Solved – AIC, likelihood, loglikelihood confusion

aiclikelihoodr

AIC values (from a fitted model, for example) are positive. So are the likelihood values. Are the log-likelihood values positive or negative? Here, in Wikipedia page concerning likelihood ratio test the log-likelihood values are negative and the less negative value indicates better fit.

But in this page, there is -(log-likelihood) (meaning negative of the log-likelihood) and it says that more negative value indicates better fit.
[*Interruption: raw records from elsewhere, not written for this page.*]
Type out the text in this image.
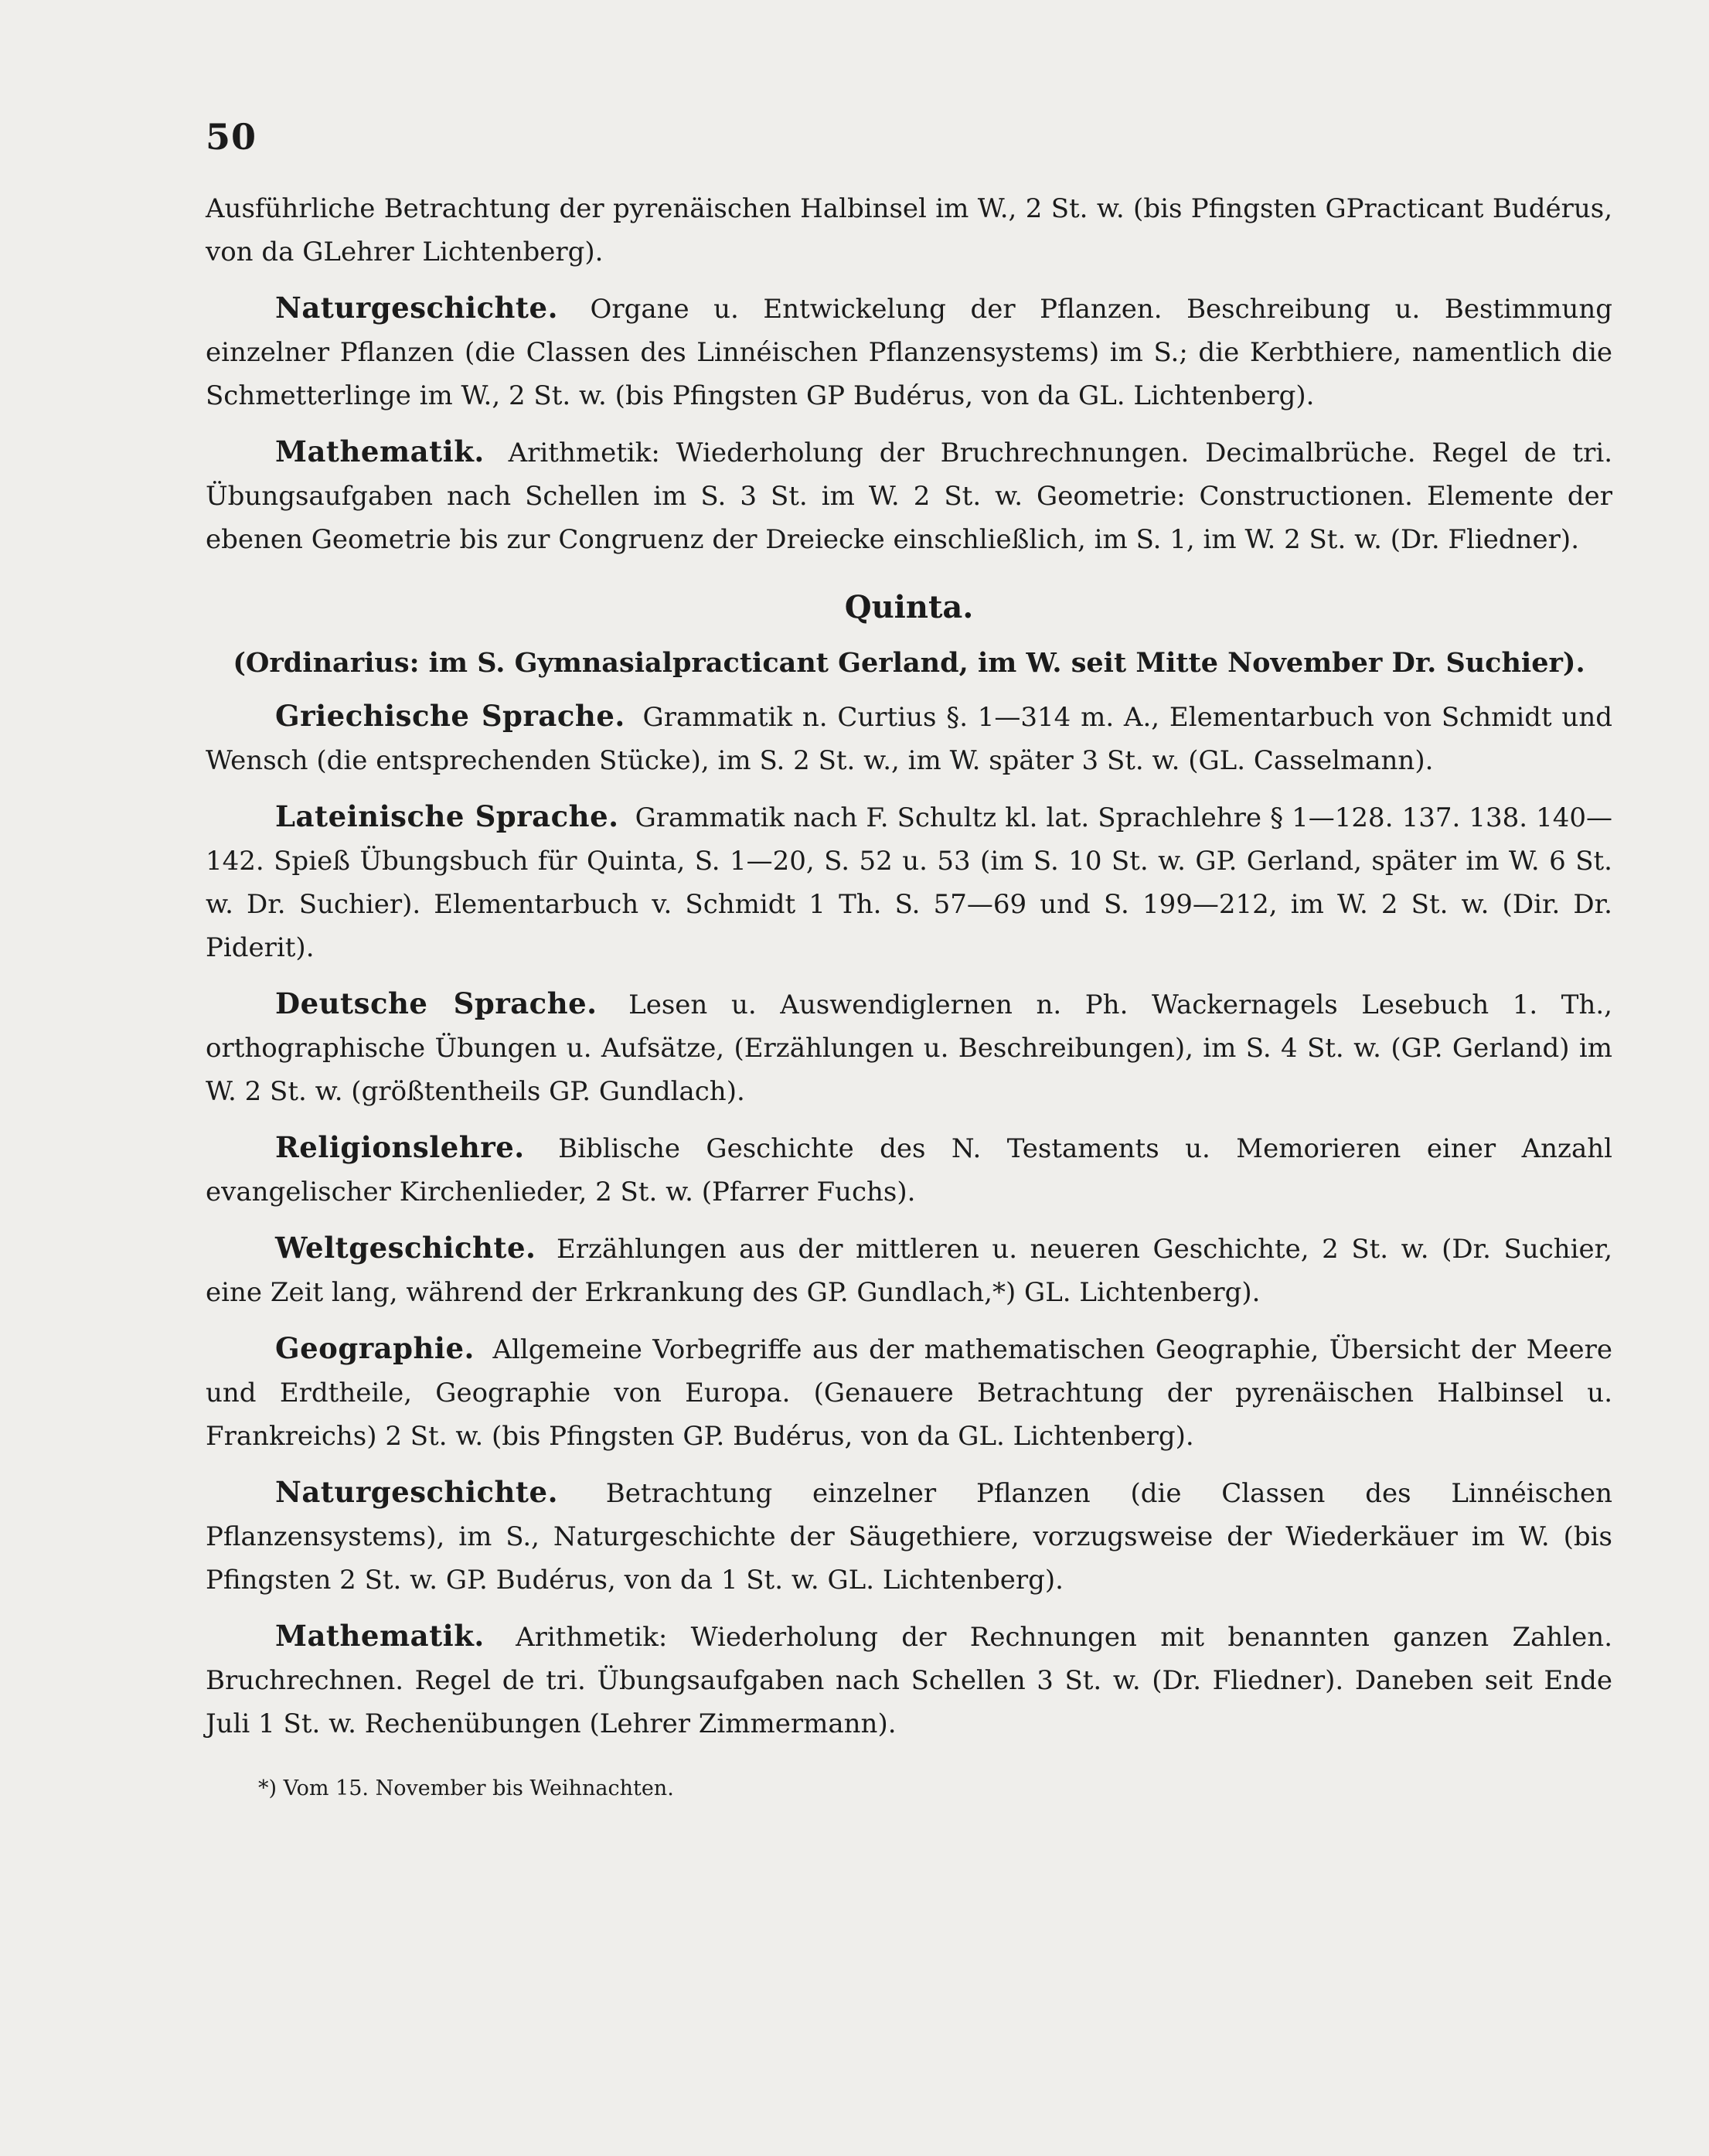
50

Ausführliche Betrachtung der pyrenäischen Halbinsel im W., 2 St. w. (bis Pfingsten GPracticant Budérus, von da GLehrer Lichtenberg).

Naturgeschichte. Organe u. Entwickelung der Pflanzen. Beschreibung u. Bestimmung einzelner Pflanzen (die Classen des Linnéischen Pflanzensystems) im S.; die Kerbthiere, namentlich die Schmetterlinge im W., 2 St. w. (bis Pfingsten GP Budérus, von da GL. Lichtenberg).

Mathematik. Arithmetik: Wiederholung der Bruchrechnungen. Decimalbrüche. Regel de tri. Übungsaufgaben nach Schellen im S. 3 St. im W. 2 St. w. Geometrie: Constructionen. Elemente der ebenen Geometrie bis zur Congruenz der Dreiecke einschließlich, im S. 1, im W. 2 St. w. (Dr. Fliedner).

Quinta.
(Ordinarius: im S. Gymnasialpracticant Gerland, im W. seit Mitte November Dr. Suchier).

Griechische Sprache. Grammatik n. Curtius §. 1—314 m. A., Elementarbuch von Schmidt und Wensch (die entsprechenden Stücke), im S. 2 St. w., im W. später 3 St. w. (GL. Casselmann).

Lateinische Sprache. Grammatik nach F. Schultz kl. lat. Sprachlehre § 1—128. 137. 138. 140—142. Spieß Übungsbuch für Quinta, S. 1—20, S. 52 u. 53 (im S. 10 St. w. GP. Gerland, später im W. 6 St. w. Dr. Suchier). Elementarbuch v. Schmidt 1 Th. S. 57—69 und S. 199—212, im W. 2 St. w. (Dir. Dr. Piderit).

Deutsche Sprache. Lesen u. Auswendiglernen n. Ph. Wackernagels Lesebuch 1. Th., orthographische Übungen u. Aufsätze, (Erzählungen u. Beschreibungen), im S. 4 St. w. (GP. Gerland) im W. 2 St. w. (größtentheils GP. Gundlach).

Religionslehre. Biblische Geschichte des N. Testaments u. Memorieren einer Anzahl evangelischer Kirchenlieder, 2 St. w. (Pfarrer Fuchs).

Weltgeschichte. Erzählungen aus der mittleren u. neueren Geschichte, 2 St. w. (Dr. Suchier, eine Zeit lang, während der Erkrankung des GP. Gundlach,*) GL. Lichtenberg).

Geographie. Allgemeine Vorbegriffe aus der mathematischen Geographie, Übersicht der Meere und Erdtheile, Geographie von Europa. (Genauere Betrachtung der pyrenäischen Halbinsel u. Frankreichs) 2 St. w. (bis Pfingsten GP. Budérus, von da GL. Lichtenberg).

Naturgeschichte. Betrachtung einzelner Pflanzen (die Classen des Linnéischen Pflanzensystems), im S., Naturgeschichte der Säugethiere, vorzugsweise der Wiederkäuer im W. (bis Pfingsten 2 St. w. GP. Budérus, von da 1 St. w. GL. Lichtenberg).

Mathematik. Arithmetik: Wiederholung der Rechnungen mit benannten ganzen Zahlen. Bruchrechnen. Regel de tri. Übungsaufgaben nach Schellen 3 St. w. (Dr. Fliedner). Daneben seit Ende Juli 1 St. w. Rechenübungen (Lehrer Zimmermann).

*) Vom 15. November bis Weihnachten.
In R the logLik-function from a model gives negative values, but if I have only the likelihood and I want a log-likelihood from it, I have to take negative of the logarithm???

So my question is fairly simple, when comparing those values (AIC, likelihood, logarithmic likelihood) from 2 different models, which (of which kind, more or less negative) value indicates better model?

Here is also some statistic as an example, could some one "translate" this info as words for me =) (I am using msts and tbats from forecast-function)

> fit1$likelihood
   [1] 90871.47
> fit2$likelihood
[1] 90785.92
> fit1$AIC
[1] 90909.47
> fit2$AIC
[1] 90839.92
# AIC from likelihood, par1 refers to number of fitted parameters
> 2*par1-2*log(fit1$likelihood) 
[1] -14.8344
> 2*par2-2*log(fit2$likelihood) # AIC from likelihood
[1] -10.83252

So why I wont get the same AIC values when calculating "by hand"? Which one are the correct ones?

Best Answer

AIC will be negative whenever $k<\ln(L)$ (see this question and answers Negative values for AIC in General Mixed Model). Also keep in mind the log-likelihood can be positive, since the likelihood function is usually a probability density, i.e. it's always positive and can exceed $1$.

The interpretation, when comparing models, is the same though. The smallest AIC provides the "best" model, in the sense that it tends towards models with small $k$ and large $\ln{(L)}$.

Regarding likelihood, the higher the "better". Also, as log-likelihood is a monotonic transformation of likelihood, the same applies. This makes sense, since we want to minimize $\text {AIC}$:

$$\text {AIC} = 2k -2\ln(L)$$


Regarding your example in R, I'm pretty sure fit1$likelihood and fit2$likelihood are actually two times the negative log-likelihoods. The reason is simple:

fit1$likelihood - fit1$AIC
#[1] -38
fit2$likelihood - fit2$AIC
#[1] -54

If the AIC calculation is right, this means fit1 has 19 parameters and fit2 has 27 parameters.